The programmable optical matrix is a cascaded optical modulation array (namely a cascaded MZI structure), and can perform linear multiplication operation of a two-dimensional weight matrix and a one-dimensional input vector. Specifically, the electronic chip converts the optimized model weight matrix (i.e., the second electrical signal) into a voltage signal (i.e., the second analog signal) through D/a, and drives the optical modulation array to perform intensity modulation on the laser signal in the waveguide using the voltage signal, that is: adjusting phase shifters in cascaded MZI structures to modulate phase intensity such that the optical modulation array implements a model weight matrixW. Wherein the model weight matrixWAnd training the model by using computer software.
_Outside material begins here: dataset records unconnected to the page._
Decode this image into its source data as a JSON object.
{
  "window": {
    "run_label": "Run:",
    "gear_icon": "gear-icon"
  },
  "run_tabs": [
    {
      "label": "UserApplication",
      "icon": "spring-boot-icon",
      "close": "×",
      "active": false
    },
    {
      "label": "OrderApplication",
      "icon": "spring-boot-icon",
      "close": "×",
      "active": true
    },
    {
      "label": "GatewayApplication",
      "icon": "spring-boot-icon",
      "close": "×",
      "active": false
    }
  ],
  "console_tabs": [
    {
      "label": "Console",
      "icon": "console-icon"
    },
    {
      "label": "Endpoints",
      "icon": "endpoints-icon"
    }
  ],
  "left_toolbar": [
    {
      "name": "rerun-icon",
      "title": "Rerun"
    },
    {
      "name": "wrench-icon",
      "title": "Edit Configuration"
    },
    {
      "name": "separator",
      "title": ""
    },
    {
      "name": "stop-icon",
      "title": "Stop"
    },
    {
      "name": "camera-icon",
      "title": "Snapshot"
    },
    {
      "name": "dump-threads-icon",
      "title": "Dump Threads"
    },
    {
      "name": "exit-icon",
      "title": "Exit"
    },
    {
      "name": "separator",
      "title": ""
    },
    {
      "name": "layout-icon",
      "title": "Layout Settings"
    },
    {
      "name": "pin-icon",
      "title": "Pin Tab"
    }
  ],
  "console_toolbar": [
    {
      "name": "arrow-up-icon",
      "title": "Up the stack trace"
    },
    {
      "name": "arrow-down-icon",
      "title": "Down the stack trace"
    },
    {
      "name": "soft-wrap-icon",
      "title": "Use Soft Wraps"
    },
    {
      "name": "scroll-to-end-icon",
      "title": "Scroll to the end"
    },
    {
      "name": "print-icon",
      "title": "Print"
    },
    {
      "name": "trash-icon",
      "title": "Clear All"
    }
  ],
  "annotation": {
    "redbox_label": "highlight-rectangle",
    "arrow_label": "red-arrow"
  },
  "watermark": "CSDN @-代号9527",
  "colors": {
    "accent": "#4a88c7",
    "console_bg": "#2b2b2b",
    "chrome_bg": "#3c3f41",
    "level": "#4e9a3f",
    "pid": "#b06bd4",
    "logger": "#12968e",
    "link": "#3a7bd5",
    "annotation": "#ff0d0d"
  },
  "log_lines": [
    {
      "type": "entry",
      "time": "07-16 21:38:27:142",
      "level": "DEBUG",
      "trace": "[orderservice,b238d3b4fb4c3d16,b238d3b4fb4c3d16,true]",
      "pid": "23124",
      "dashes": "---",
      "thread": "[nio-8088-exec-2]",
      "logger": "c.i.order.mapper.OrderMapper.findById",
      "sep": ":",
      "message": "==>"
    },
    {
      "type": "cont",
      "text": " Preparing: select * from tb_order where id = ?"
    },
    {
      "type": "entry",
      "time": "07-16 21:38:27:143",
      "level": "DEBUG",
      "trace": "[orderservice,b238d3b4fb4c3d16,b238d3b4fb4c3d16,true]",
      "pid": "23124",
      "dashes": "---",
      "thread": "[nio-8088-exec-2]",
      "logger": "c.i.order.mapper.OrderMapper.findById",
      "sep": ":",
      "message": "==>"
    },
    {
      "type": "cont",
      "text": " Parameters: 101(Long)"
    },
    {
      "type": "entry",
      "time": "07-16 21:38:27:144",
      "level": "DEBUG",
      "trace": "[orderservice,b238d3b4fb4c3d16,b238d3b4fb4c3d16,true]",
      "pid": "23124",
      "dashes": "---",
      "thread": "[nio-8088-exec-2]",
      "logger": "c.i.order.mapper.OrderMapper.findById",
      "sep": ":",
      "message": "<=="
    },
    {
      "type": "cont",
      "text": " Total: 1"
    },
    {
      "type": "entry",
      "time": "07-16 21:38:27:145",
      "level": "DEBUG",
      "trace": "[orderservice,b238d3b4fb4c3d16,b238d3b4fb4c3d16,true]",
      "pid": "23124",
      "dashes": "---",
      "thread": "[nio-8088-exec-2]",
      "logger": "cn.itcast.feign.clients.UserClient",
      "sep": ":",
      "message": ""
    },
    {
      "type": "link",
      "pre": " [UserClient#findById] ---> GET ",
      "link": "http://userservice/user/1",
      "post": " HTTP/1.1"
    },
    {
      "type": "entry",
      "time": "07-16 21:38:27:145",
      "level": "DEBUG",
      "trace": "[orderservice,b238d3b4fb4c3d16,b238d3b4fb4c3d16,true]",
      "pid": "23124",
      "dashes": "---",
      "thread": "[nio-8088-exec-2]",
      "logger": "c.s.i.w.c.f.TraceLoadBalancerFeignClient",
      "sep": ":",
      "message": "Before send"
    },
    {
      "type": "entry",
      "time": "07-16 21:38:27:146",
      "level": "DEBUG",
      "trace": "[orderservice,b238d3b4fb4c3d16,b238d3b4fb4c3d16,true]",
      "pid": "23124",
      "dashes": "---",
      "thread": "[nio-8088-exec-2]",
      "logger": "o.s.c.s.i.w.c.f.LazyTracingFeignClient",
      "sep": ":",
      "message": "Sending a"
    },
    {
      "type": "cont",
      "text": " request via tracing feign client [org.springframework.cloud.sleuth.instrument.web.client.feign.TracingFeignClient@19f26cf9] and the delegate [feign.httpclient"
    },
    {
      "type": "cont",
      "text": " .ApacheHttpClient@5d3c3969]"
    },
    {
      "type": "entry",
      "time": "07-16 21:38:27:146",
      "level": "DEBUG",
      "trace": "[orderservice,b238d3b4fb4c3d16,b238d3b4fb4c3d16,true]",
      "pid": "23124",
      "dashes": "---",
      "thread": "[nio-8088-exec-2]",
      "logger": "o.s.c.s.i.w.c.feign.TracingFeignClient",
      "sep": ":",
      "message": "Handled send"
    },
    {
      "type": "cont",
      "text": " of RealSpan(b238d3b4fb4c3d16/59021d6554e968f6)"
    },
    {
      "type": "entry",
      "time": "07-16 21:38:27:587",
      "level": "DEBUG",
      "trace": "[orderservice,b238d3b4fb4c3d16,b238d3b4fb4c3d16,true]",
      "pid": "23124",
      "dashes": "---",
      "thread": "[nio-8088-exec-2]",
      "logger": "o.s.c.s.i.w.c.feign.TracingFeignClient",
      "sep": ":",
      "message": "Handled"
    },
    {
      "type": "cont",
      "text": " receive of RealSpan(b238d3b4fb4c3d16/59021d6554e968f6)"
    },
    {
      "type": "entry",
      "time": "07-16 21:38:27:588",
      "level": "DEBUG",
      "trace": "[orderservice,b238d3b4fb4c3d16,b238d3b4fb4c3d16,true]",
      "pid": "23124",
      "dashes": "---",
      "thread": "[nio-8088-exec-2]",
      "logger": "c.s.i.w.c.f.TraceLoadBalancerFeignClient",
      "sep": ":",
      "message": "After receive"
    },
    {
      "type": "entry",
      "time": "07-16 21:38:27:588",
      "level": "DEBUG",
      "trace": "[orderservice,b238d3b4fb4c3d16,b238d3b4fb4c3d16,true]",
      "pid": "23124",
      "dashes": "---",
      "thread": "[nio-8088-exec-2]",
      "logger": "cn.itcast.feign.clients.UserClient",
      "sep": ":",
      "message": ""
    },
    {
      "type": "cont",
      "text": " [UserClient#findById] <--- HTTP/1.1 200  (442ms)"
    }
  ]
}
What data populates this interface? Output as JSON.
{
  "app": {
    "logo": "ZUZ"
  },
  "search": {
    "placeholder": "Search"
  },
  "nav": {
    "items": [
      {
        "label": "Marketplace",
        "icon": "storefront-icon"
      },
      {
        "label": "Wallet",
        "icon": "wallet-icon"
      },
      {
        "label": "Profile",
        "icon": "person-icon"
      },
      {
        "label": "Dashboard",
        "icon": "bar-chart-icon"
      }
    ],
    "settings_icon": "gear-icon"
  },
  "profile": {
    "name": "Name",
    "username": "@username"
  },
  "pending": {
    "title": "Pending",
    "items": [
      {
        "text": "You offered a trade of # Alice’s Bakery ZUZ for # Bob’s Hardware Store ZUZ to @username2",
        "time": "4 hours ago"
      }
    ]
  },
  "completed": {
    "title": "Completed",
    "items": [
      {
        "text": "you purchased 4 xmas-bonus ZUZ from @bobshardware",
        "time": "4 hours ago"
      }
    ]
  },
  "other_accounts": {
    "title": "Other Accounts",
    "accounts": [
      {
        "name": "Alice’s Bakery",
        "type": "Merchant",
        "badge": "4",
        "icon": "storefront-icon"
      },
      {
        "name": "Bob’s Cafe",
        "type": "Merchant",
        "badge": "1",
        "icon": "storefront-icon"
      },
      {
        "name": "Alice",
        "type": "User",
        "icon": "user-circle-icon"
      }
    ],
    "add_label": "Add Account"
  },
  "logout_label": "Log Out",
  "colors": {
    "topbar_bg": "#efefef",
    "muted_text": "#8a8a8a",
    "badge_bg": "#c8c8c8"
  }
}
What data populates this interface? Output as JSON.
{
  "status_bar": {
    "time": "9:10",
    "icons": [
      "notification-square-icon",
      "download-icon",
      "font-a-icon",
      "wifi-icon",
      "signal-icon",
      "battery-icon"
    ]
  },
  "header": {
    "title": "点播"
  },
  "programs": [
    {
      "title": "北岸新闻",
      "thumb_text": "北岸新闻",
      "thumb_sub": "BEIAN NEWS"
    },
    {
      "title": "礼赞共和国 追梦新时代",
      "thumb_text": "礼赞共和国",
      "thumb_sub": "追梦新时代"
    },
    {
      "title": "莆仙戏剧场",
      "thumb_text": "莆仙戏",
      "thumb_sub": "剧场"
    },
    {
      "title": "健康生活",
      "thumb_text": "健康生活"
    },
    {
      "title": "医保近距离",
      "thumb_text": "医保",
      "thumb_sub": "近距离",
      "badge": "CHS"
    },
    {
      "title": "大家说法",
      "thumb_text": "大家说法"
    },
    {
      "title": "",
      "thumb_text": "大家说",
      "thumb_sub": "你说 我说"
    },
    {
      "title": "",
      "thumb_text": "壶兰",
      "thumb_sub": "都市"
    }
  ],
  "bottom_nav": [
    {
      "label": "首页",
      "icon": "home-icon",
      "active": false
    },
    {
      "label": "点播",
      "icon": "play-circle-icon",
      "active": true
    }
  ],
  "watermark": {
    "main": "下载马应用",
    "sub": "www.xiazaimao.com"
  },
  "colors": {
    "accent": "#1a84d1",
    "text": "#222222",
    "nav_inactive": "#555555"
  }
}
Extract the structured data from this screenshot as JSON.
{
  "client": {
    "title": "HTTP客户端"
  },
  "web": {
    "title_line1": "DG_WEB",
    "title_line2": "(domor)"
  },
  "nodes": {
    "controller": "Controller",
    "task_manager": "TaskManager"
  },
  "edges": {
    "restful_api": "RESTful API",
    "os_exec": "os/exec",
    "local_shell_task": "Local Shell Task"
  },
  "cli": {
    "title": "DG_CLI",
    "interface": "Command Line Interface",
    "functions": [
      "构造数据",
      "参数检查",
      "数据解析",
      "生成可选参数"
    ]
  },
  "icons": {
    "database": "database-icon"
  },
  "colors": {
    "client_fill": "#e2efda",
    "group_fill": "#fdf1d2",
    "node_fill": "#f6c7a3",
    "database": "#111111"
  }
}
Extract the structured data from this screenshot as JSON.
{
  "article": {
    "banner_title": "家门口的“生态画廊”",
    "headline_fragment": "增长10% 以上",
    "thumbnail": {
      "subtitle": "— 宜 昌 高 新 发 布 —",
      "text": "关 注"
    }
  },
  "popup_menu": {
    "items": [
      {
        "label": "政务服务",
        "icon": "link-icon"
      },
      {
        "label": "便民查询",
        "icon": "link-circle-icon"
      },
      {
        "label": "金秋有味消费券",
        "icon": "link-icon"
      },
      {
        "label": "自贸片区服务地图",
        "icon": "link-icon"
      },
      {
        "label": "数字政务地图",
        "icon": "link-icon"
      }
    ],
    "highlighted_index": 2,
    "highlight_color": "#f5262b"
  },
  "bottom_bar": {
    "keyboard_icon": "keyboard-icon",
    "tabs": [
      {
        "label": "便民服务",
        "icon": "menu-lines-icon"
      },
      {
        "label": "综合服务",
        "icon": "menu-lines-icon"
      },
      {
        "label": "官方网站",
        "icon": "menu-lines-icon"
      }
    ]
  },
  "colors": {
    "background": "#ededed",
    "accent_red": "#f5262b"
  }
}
In the process of training the network model, the deviation between the network output and an actual value (label) can be calculated by using a cross entropy loss function, then the difference value is iteratively optimized by using an error back propagation algorithm, and each weight matrix of the network is obtained through training. And the trained weight matrix is loaded on an optical modulation array of the computing chip in an analog signal mode so as to carry out model inference application by using the optical modulation array.
The integrated silicon optical chip is connected with a peripheral unique laser light source through a coupling optical fiber array. When the computing chip works, the laser continuously outputs continuous laser signals for the chip.
The microelectronic chip converts preset input data (namely a first electric signal) into a voltage signal (namely a first analog signal) through the D/A conversion module, the voltage signal is used for driving the electro-optical modulator array to weaken the intensity of incident light, and the multiple paths of incident light signals are encoded into one-dimensional input column vectorsx(for representing model input data). This step is entered from the digital domainThe analog domain.
The optical signals from the electro-optical modulator array are input into the programmable optical matrix, and the one-dimensional vector result is calculated and output by the programmable optical matrix, and is received by the photoelectric detector array and converted into multiple current signals. The current signal is converted into a voltage signal through a trans-impedance amplifier, converted into a digital signal through A/D (analog/digital) and stored in a microelectronic chip. This step goes from the analog domain back to the digital domain.
According to the process, primary matrix and vector can be completed at the speed of lightxLinear multiplication of (2):a=W·xarepresenting the output of the programmable optical matrix. In the above calculation procedure, the nonlinear activation function can be implemented by using materials and structures that can satisfy the conditions of the activation function, such as a saturable absorber, a bistable state, and a Kerr effect of MZI. Of course, in order to simplify the structural complexity of the photon computing chip, the nonlinear activation function can be realized in the electrical domain by using a software algorithm. In a specific embodiment, the nonlinear activation function may also be implemented using an optical structure, such as a saturable absorber structure, or a bistable or MZI structure.
Such as the computational chip shown in fig. 5, which can implement a matrix-vector linear multiplication operation. Specifically, the computing chip encodes data by modulating the amplitude or phase of the laser pulse, and the data is continuous real numbers. The computing chip can also use the traditional full-connection neural network architecture, and the network also comprises an input layer, a plurality of hidden layers and an output layer in principle. Generally, each layer of the network comprises a plurality of neuron nodes, and the neuron nodes of each layer are connected through a weight matrix to perform linear matrix multiplication. The neuron node values are de-linearized using a non-linear activation function before being input to the next layer. The calculating chip provided by the embodiment can use an optical structure to realize linear and nonlinear operation functions of neuron node calculation, weighting, activation and the like in the software sense.
It follows that programmable optical matrices are a key component of computing chips. The implementation principle of the programmable optical matrix is described below.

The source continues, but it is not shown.